Purple Cow, by Seth Godin
Book Summary & Takeaways
Table of Contents
Purple Cow, by Seth Godin
Quick Book Summary
What if you saw a Purple Cow? 😲
Picture this. You’re driving along a country road. The air is crisp and clean, and the sun is shining. You look over and see a brown cow on the side of the road eating grass. You haven’t seen many cows before, so this cow is really interesting. However, after 4 hours of driving, the same brown cows are no longer interesting to you. You’ve seen too many of them, and you’ve become habituated to the sight of brown cows. Well, that’s marketing and advertising in today’s world. We are constantly bombarded with advertisements. There are too many brown cows to notice any one particular brown cow.
Now, think about this. What if you’re driving on that same country road and you look over to see a purple cow munching on some grass? Now THAT would get your attention because THAT would be remarkable. The sight of a purple cow would likely be enough to get you to stop your car, get out, and take a picture. 🤳 A purple cow would be worth talking about. In fact, it would be difficult not to talk about a purple cow.
So think about this.
What if your product or service was a purple cow? What if people had to talk about your business? 🤔
That’s what this book is all about.
If you’re ready to learn how to create a Purple Cow, check out Free Prize Inside, by Seth Godin.
Outline
Lesson 1: What is a Purple Cow?
Traditional Thinking and the 5 P's of Marketing
Traditional marketing was about a combination of the following:
- Product
- Pricing
- Promotion
- Positioning
- Publicity; or
- Packaging
Purple Cow is the new "P"
- A purple cow is remarkable, unusual, spectacular
- It’s worth talking about
- A purple cow in a field of (boring) brown cows would get your attention
What if your product or service was a Purple Cow?
Lesson 2: The World Has Changed?
There are more choices available to the average consumer than ever before, and less time to sort through those choices.
The old way of Marketing
Steps:
- Create an average, ordinary, safe product;
- Buy TV and newspaper ads;
- Get more distribution;
- Sell more products;
- Make more money;
- Buy more ads with the profit; and
- Repeat the process.
The old method of marketing was based on selling average products to average people and marketing to the masses.
People had more time to browse and less products to choose from.
The new way of Marketing
- The market is saturated with ordinary products.
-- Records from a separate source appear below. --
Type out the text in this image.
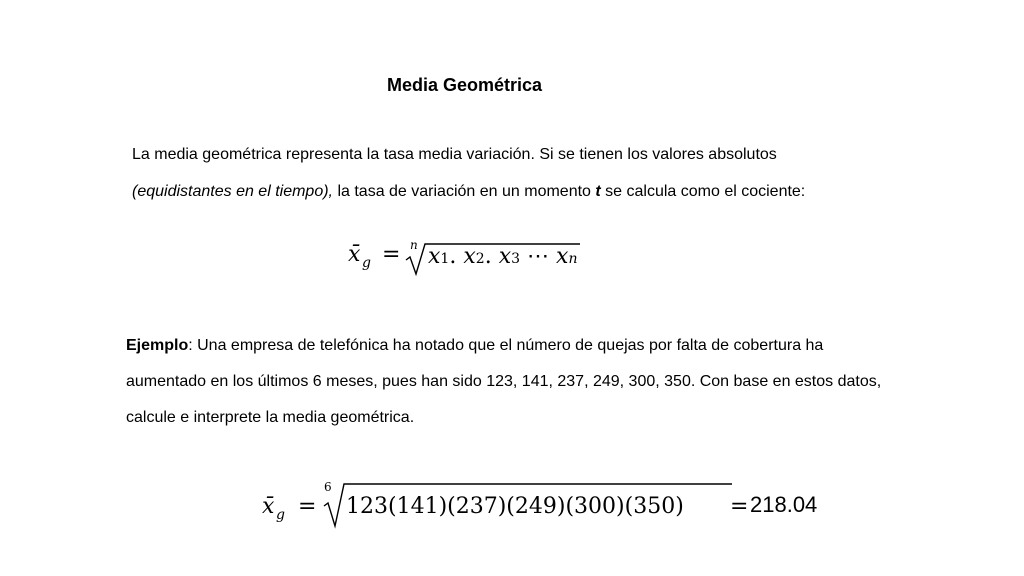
Media Geométrica
La media geométrica representa la tasa media variación. Si se tienen los valores absolutos
(equidistantes en el tiempo), la tasa de variación en un momento t se calcula como el cociente:
x̄ g = n x1. x2. x3 ⋯ xn
Ejemplo: Una empresa de telefónica ha notado que el número de quejas por falta de cobertura ha aumentado en los últimos 6 meses, pues han sido 123, 141, 237, 249, 300, 350. Con base en estos datos, calcule e interprete la media geométrica.
x̄ g =
6
123(141)(237)(249)(300)(350) = 218.04
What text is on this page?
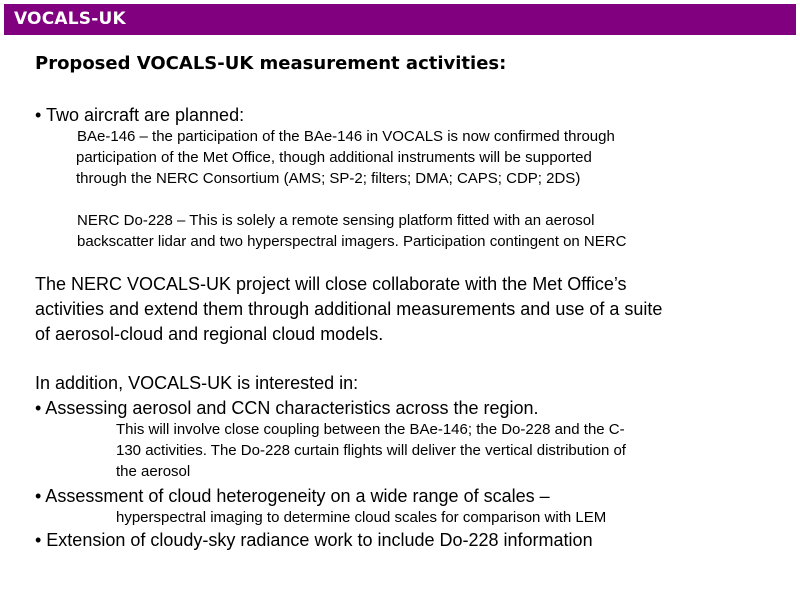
VOCALS-UK
Proposed VOCALS-UK measurement activities:
• Two aircraft are planned:
BAe-146 – the participation of the BAe-146 in VOCALS is now confirmed through
participation of the Met Office, though additional instruments will be supported
through the NERC Consortium (AMS; SP-2; filters; DMA; CAPS; CDP; 2DS)
NERC Do-228 – This is solely a remote sensing platform fitted with an aerosol
backscatter lidar and two hyperspectral imagers. Participation contingent on NERC
The NERC VOCALS-UK project will close collaborate with the Met Office’s
activities and extend them through additional measurements and use of a suite
of aerosol-cloud and regional cloud models.
In addition, VOCALS-UK is interested in:
• Assessing aerosol and CCN characteristics across the region.
This will involve close coupling between the BAe-146; the Do-228 and the C-
130 activities. The Do-228 curtain flights will deliver the vertical distribution of
the aerosol
• Assessment of cloud heterogeneity on a wide range of scales –
hyperspectral imaging to determine cloud scales for comparison with LEM
• Extension of cloudy-sky radiance work to include Do-228 information
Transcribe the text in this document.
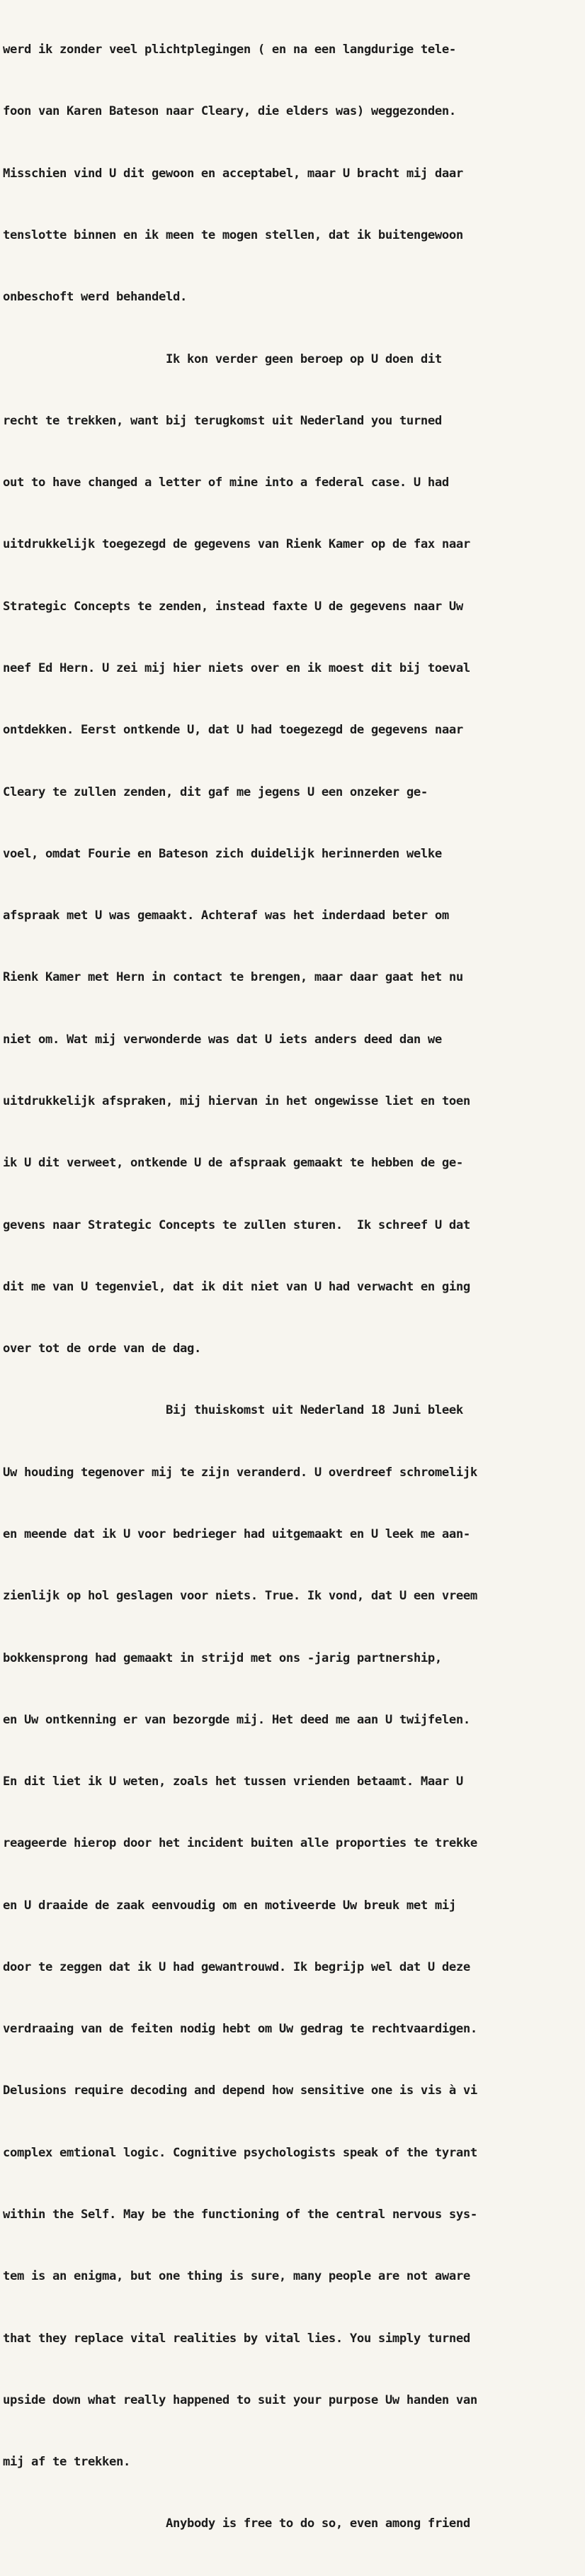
werd ik zonder veel plichtplegingen ( en na een langdurige tele-

foon van Karen Bateson naar Cleary, die elders was) weggezonden.

Misschien vind U dit gewoon en acceptabel, maar U bracht mij daar

tenslotte binnen en ik meen te mogen stellen, dat ik buitengewoon

onbeschoft werd behandeld.

Ik kon verder geen beroep op U doen dit

recht te trekken, want bij terugkomst uit Nederland you turned

out to have changed a letter of mine into a federal case. U had

uitdrukkelijk toegezegd de gegevens van Rienk Kamer op de fax naar

Strategic Concepts te zenden, instead faxte U de gegevens naar Uw

neef Ed Hern. U zei mij hier niets over en ik moest dit bij toeval

ontdekken. Eerst ontkende U, dat U had toegezegd de gegevens naar

Cleary te zullen zenden, dit gaf me jegens U een onzeker ge-

voel, omdat Fourie en Bateson zich duidelijk herinnerden welke

afspraak met U was gemaakt. Achteraf was het inderdaad beter om

Rienk Kamer met Hern in contact te brengen, maar daar gaat het nu

niet om. Wat mij verwonderde was dat U iets anders deed dan we

uitdrukkelijk afspraken, mij hiervan in het ongewisse liet en toen

ik U dit verweet, ontkende U de afspraak gemaakt te hebben de ge-

gevens naar Strategic Concepts te zullen sturen.  Ik schreef U dat

dit me van U tegenviel, dat ik dit niet van U had verwacht en ging

over tot de orde van de dag.

Bij thuiskomst uit Nederland 18 Juni bleek

Uw houding tegenover mij te zijn veranderd. U overdreef schromelijk

en meende dat ik U voor bedrieger had uitgemaakt en U leek me aan-

zienlijk op hol geslagen voor niets. True. Ik vond, dat U een vreem

bokkensprong had gemaakt in strijd met ons -jarig partnership,

en Uw ontkenning er van bezorgde mij. Het deed me aan U twijfelen.

En dit liet ik U weten, zoals het tussen vrienden betaamt. Maar U

reageerde hierop door het incident buiten alle proporties te trekke

en U draaide de zaak eenvoudig om en motiveerde Uw breuk met mij

door te zeggen dat ik U had gewantrouwd. Ik begrijp wel dat U deze

verdraaing van de feiten nodig hebt om Uw gedrag te rechtvaardigen.

Delusions require decoding and depend how sensitive one is vis à vi

complex emtional logic. Cognitive psychologists speak of the tyrant

within the Self. May be the functioning of the central nervous sys-

tem is an enigma, but one thing is sure, many people are not aware

that they replace vital realities by vital lies. You simply turned

upside down what really happened to suit your purpose Uw handen van

mij af te trekken.

Anybody is free to do so, even among friend
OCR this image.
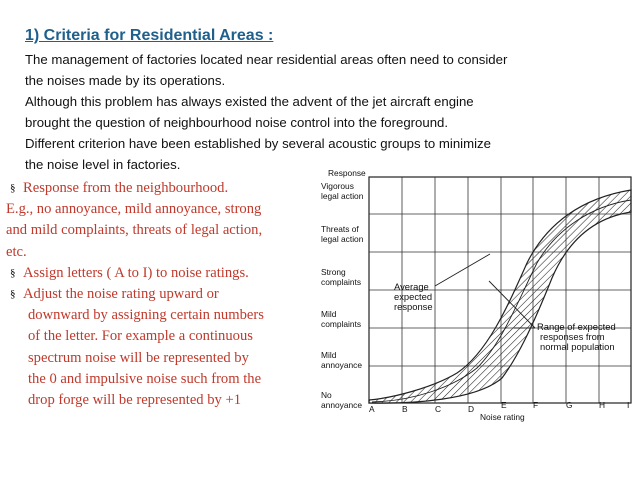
1) Criteria for Residential Areas :
The management of factories located near residential areas often need to consider
the noises made by its operations.
Although this problem has always existed the advent of the jet aircraft engine
brought the question of neighbourhood noise control into the foreground.
Different criterion have been established by several acoustic groups to minimize
the noise level in factories.
§ Response from the neighbourhood.
E.g., no annoyance, mild annoyance, strong
and mild complaints, threats of legal action,
etc.
§ Assign letters ( A to I) to noise ratings.
§ Adjust the noise rating upward or
downward by assigning certain numbers
of the letter. For example a continuous
spectrum noise will be represented by
the 0 and impulsive noise such from the
drop forge will be represented by +1
Response
Vigorous
legal action
Threats of
legal action
Strong
complaints
Mild
complaints
Mild
annoyance
No
annoyance A	B	C	D	E	F	G	H	I
Noise rating
Average
expected
response
Range of expected
responses from
normal population
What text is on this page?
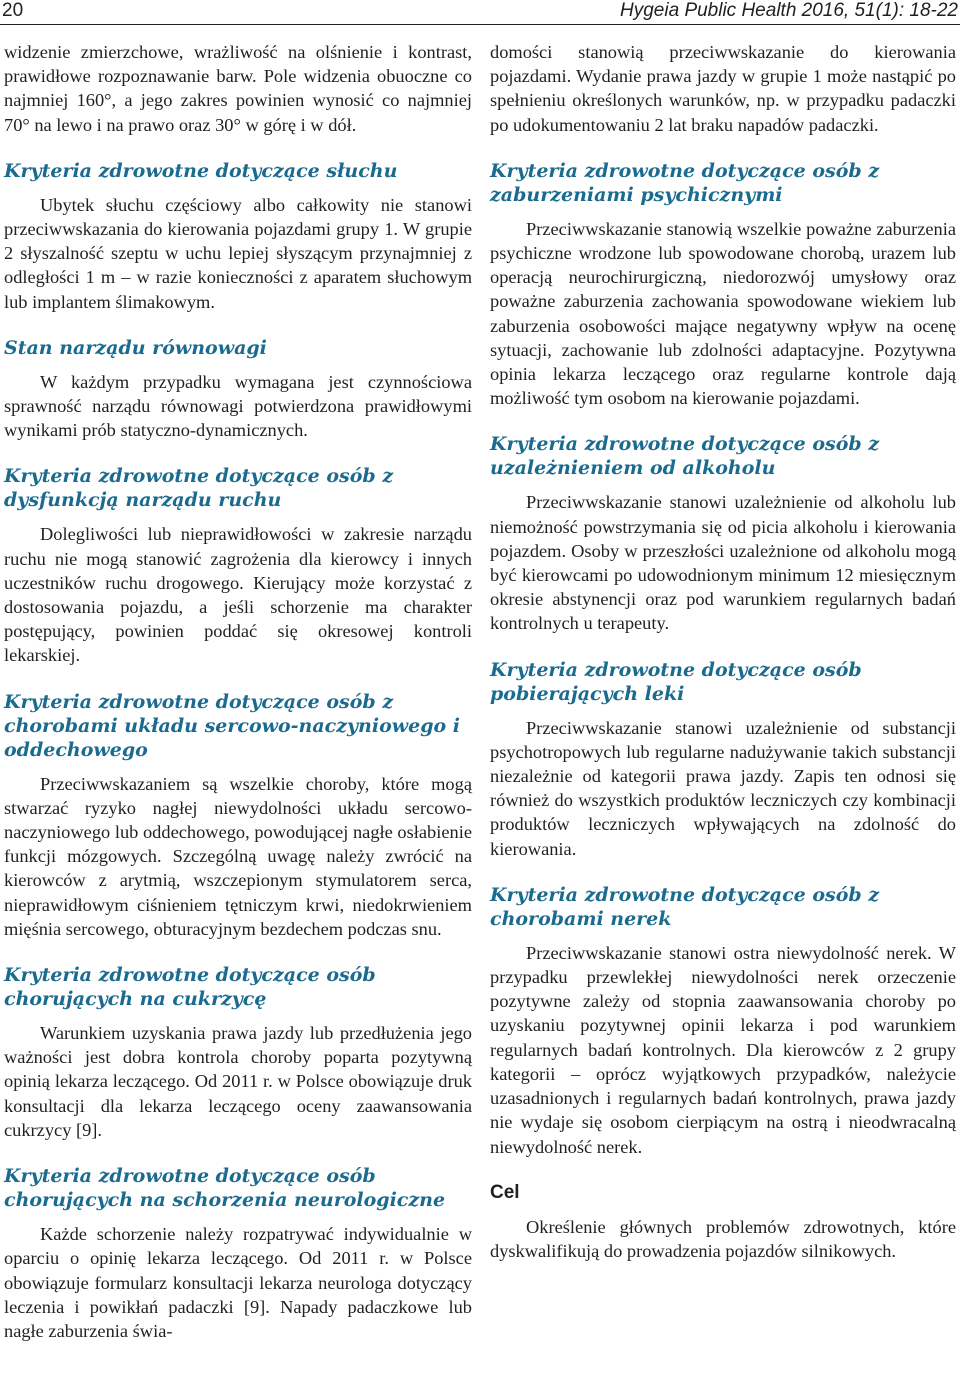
20	Hygeia Public Health 2016, 51(1): 18-22

widzenie zmierzchowe, wrażliwość na olśnienie i kontrast, prawidłowe rozpoznawanie barw. Pole widzenia obuoczne co najmniej 160°, a jego zakres powinien wynosić co najmniej 70° na lewo i na prawo oraz 30° w górę i w dół.

Kryteria zdrowotne dotyczące słuchu

Ubytek słuchu częściowy albo całkowity nie stanowi przeciwwskazania do kierowania pojazdami grupy 1. W grupie 2 słyszalność szeptu w uchu lepiej słyszącym przynajmniej z odległości 1 m – w razie konieczności z aparatem słuchowym lub implantem ślimakowym.

Stan narządu równowagi

W każdym przypadku wymagana jest czynnościowa sprawność narządu równowagi potwierdzona prawidłowymi wynikami prób statyczno-dynamicznych.

Kryteria zdrowotne dotyczące osób z dysfunkcją narządu ruchu

Dolegliwości lub nieprawidłowości w zakresie narządu ruchu nie mogą stanowić zagrożenia dla kierowcy i innych uczestników ruchu drogowego. Kierujący może korzystać z dostosowania pojazdu, a jeśli schorzenie ma charakter postępujący, powinien poddać się okresowej kontroli lekarskiej.

Kryteria zdrowotne dotyczące osób z chorobami układu sercowo-naczyniowego i oddechowego

Przeciwwskazaniem są wszelkie choroby, które mogą stwarzać ryzyko nagłej niewydolności układu sercowo-naczyniowego lub oddechowego, powodującej nagłe osłabienie funkcji mózgowych. Szczególną uwagę należy zwrócić na kierowców z arytmią, wszczepionym stymulatorem serca, nieprawidłowym ciśnieniem tętniczym krwi, niedokrwieniem mięśnia sercowego, obturacyjnym bezdechem podczas snu.

Kryteria zdrowotne dotyczące osób chorujących na cukrzycę

Warunkiem uzyskania prawa jazdy lub przedłużenia jego ważności jest dobra kontrola choroby poparta pozytywną opinią lekarza leczącego. Od 2011 r. w Polsce obowiązuje druk konsultacji dla lekarza leczącego oceny zaawansowania cukrzycy [9].

Kryteria zdrowotne dotyczące osób chorujących na schorzenia neurologiczne

Każde schorzenie należy rozpatrywać indywidualnie w oparciu o opinię lekarza leczącego. Od 2011 r. w Polsce obowiązuje formularz konsultacji lekarza neurologa dotyczący leczenia i powikłań padaczki [9]. Napady padaczkowe lub nagłe zaburzenia świa-

domości stanowią przeciwwskazanie do kierowania pojazdami. Wydanie prawa jazdy w grupie 1 może nastąpić po spełnieniu określonych warunków, np. w przypadku padaczki po udokumentowaniu 2 lat braku napadów padaczki.

Kryteria zdrowotne dotyczące osób z zaburzeniami psychicznymi

Przeciwwskazanie stanowią wszelkie poważne zaburzenia psychiczne wrodzone lub spowodowane chorobą, urazem lub operacją neurochirurgiczną, niedorozwój umysłowy oraz poważne zaburzenia zachowania spowodowane wiekiem lub zaburzenia osobowości mające negatywny wpływ na ocenę sytuacji, zachowanie lub zdolności adaptacyjne. Pozytywna opinia lekarza leczącego oraz regularne kontrole dają możliwość tym osobom na kierowanie pojazdami.

Kryteria zdrowotne dotyczące osób z uzależnieniem od alkoholu

Przeciwwskazanie stanowi uzależnienie od alkoholu lub niemożność powstrzymania się od picia alkoholu i kierowania pojazdem. Osoby w przeszłości uzależnione od alkoholu mogą być kierowcami po udowodnionym minimum 12 miesięcznym okresie abstynencji oraz pod warunkiem regularnych badań kontrolnych u terapeuty.

Kryteria zdrowotne dotyczące osób pobierających leki

Przeciwwskazanie stanowi uzależnienie od substancji psychotropowych lub regularne nadużywanie takich substancji niezależnie od kategorii prawa jazdy. Zapis ten odnosi się również do wszystkich produktów leczniczych czy kombinacji produktów leczniczych wpływających na zdolność do kierowania.

Kryteria zdrowotne dotyczące osób z chorobami nerek

Przeciwwskazanie stanowi ostra niewydolność nerek. W przypadku przewlekłej niewydolności nerek orzeczenie pozytywne zależy od stopnia zaawansowania choroby po uzyskaniu pozytywnej opinii lekarza i pod warunkiem regularnych badań kontrolnych. Dla kierowców z 2 grupy kategorii – oprócz wyjątkowych przypadków, należycie uzasadnionych i regularnych badań kontrolnych, prawa jazdy nie wydaje się osobom cierpiącym na ostrą i nieodwracalną niewydolność nerek.

Cel

Określenie głównych problemów zdrowotnych, które dyskwalifikują do prowadzenia pojazdów silnikowych.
All the average products have been made, marketed, and sold. The old method is broken.
- Less simple than old way
- Requires companies to:
- Take risk;
- Create remarkable and interesting products; and
- Market those remarkable products to a very specific and targeted group of people.
- GOAL:
- Get noticed;
- Catch someone’s attention;
- Be a bright purple cow in a field full of ordinary brown cows.
Ideas that Spread are Winners
- We have to make things that are more interesting, not more average.
- The only real way forward: Make something worth talking about, something remarkable. That’s the crux of purple cow marketing.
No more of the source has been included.